Igor Ignatyev, who was head of the Kremlin press service from 1995 to 1996 and spokesman for the Security Council from 1996 to 1998, now holds the post of vice president in Sakhalin Energy, the company that operates Sakhalin-2 on behalf of Shell and minority shareholders Mitsui and Mitsubishi.

Mitvol said a former deputy energy minister, Gurami Avalishvili, also had held a senior post in the company, but Sakhalin Energy could not confirm this.

“There exists a moral question,” Mitvol said. “In a Russian state-run company like Gazprom, it’s fine if officials work there. But to have Russian officials who gave approval to the project working [for Sakhalin Energy], that poses an ethical problem.”

Mitvol said the stage was set for a huge lawsuit against Sakhalin Energy. He is seeking $15 billion in compensation for purported environmental damages on and around the island, and is seeking to have the company charged with knowingly covering up the extent of those damages. A team of New York- and London-based lawyers was due to present the agency with a proposal Tuesday, Mitvol said, declining to name the firm.

Mitvol says he will then seek approval for the lawsuit from Prime Minister Mikhail Fradkov. Sakhalin Energy has denied that any cover-up took place.

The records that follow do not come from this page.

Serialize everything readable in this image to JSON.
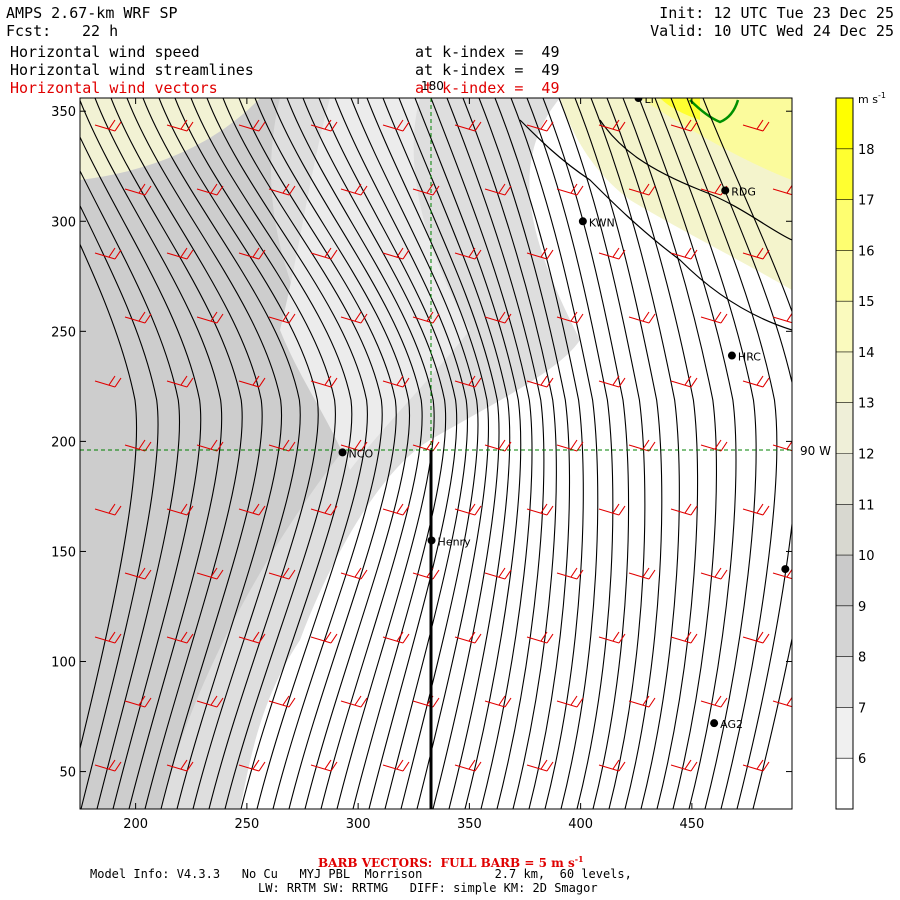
{
  "header": {
    "title": "AMPS 2.67-km WRF SP",
    "fcst_label": "Fcst:",
    "fcst_value": "22 h",
    "init": "Init: 12 UTC Tue 23 Dec 25",
    "valid": "Valid: 10 UTC Wed 24 Dec 25"
  },
  "fields": [
    {
      "name": "Horizontal wind speed",
      "level": "at k-index =  49"
    },
    {
      "name": "Horizontal wind streamlines",
      "level": "at k-index =  49"
    },
    {
      "name": "Horizontal wind vectors",
      "level": "at k-index =  49"
    }
  ],
  "map": {
    "x_axis": {
      "ticks": [
        "200",
        "250",
        "300",
        "350",
        "400",
        "450"
      ],
      "range": [
        175,
        495
      ]
    },
    "y_axis": {
      "ticks": [
        "50",
        "100",
        "150",
        "200",
        "250",
        "300",
        "350"
      ],
      "range": [
        33,
        356
      ]
    },
    "meridian_label": "180",
    "parallel_label": "90 W",
    "stations": [
      {
        "id": "NCO",
        "x": 293,
        "y": 195
      },
      {
        "id": "Henry",
        "x": 333,
        "y": 155
      },
      {
        "id": "KWN",
        "x": 401,
        "y": 300
      },
      {
        "id": "RDG",
        "x": 465,
        "y": 314
      },
      {
        "id": "HRC",
        "x": 468,
        "y": 239
      },
      {
        "id": "AG2",
        "x": 460,
        "y": 72
      },
      {
        "id": "LI",
        "x": 426,
        "y": 356
      },
      {
        "id": "",
        "x": 492,
        "y": 142
      }
    ]
  },
  "colorbar": {
    "unit": "m s",
    "unit_exp": "-1",
    "labels": [
      "6",
      "7",
      "8",
      "9",
      "10",
      "11",
      "12",
      "13",
      "14",
      "15",
      "16",
      "17",
      "18"
    ],
    "colors": [
      "#ffffff",
      "#f0f0f0",
      "#e2e2e2",
      "#d4d4d4",
      "#cacaca",
      "#d8d8d0",
      "#e6e6d8",
      "#efefd8",
      "#f5f5cc",
      "#fafabe",
      "#fcfca0",
      "#fefe70",
      "#ffff30",
      "#ffff00"
    ]
  },
  "footer": {
    "barb_note": "BARB VECTORS:  FULL BARB = 5 m s",
    "barb_exp": "-1",
    "model_info": "Model Info: V4.3.3   No Cu   MYJ PBL  Morrison          2.7 km,  60 levels,",
    "physics": "LW: RRTM SW: RRTMG   DIFF: simple KM: 2D Smagor"
  }
}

“We have very authoritative American sources on our side, while they have former government officials,” Mitvol said.

Under the production sharing agreement signed between Shell and the Russian government in 1994, any disputes should be heard by an international arbitration court in Stockholm and be governed by New York law.

“Sometimes, of course, you get depressed,” Mitvol said. “But on the other hand, I know I can’t walk away from this. If I left, the situation would be completely awful.”

Mitvol, 40, dismissed any talk of running for higher office, saying Russia was not yet ready to elect a Jew as president.

He also ruled out taking part in the State Duma elections set for next fall. “Working in the Duma is useless. Your voice isn’t heard there.”

And being heard, above all, appears to be what Mitvol wants.